Apparently, this was a creation by a Maori artist, of Australian
aboriginal descent. The darkened bits running through it was a Maori art
technique and, in this instance, represented a river and migration.
Very cool.
Now, if it were just Shawn and I strolling through the gallery on our
own, I would have studied this piece, described it to Shawn as a very
luxurious rug hung on an easel and we would have moved on.
Yes, I could read the plaque accompanying the exhibit but that would
require finding the plaque and then squinting at it in the dim light to
read it.
As I said, no thanks.
This described tour, and the others that have come before it in the last
year, expose me to art in a way I never thought possible. Reading about
art just isn't the same.
During this tour, I learned of artists representing parental bonds
through different threads and textures. I learned about the other side
of reconciliation – the side that acknowledges and incorporates elements
of a past brutally erased and a present valiantly forged.
I am of West Indian ancestry, from a tiny twin-island nation in the Caribbean called Trinidad and Tobago. My ancestors were shipped over from India in 1845 as indentured labourers. I'm not sure any of them got the land they were promised in return for working the sugar cane fields.
After twenty-seven years of living in Canada, I feel very far-removed from that diaspora.

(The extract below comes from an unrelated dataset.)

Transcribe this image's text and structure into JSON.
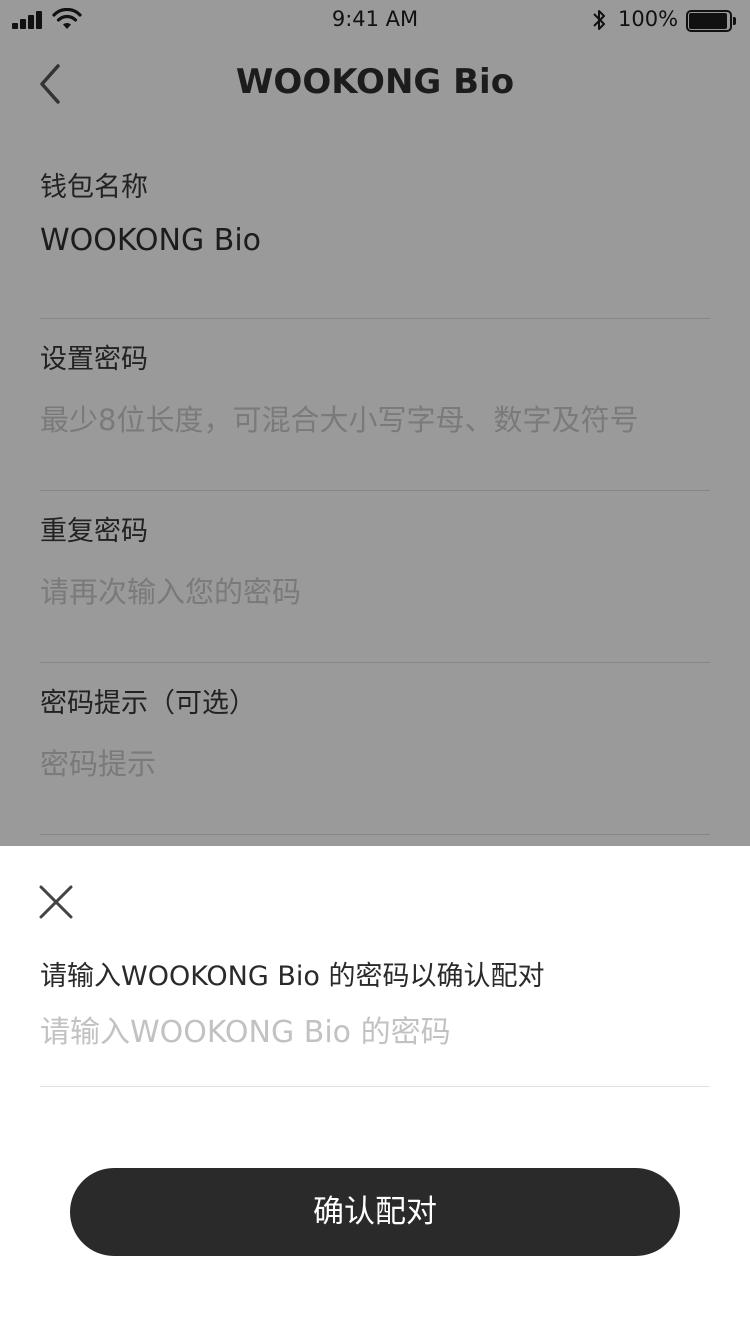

But this described art tour caused me to ruminate on the hard work and
sacrifice my parents made to give my brother and I this Canadian life. I
think of the gold bangles my grandmother had made for me, made from a
gold slave band bestowed upon her more than three score years ago. If my
grandmother's grandmother hadn't been shipped from India to Trinidad in
1845, would I be the same person I am today?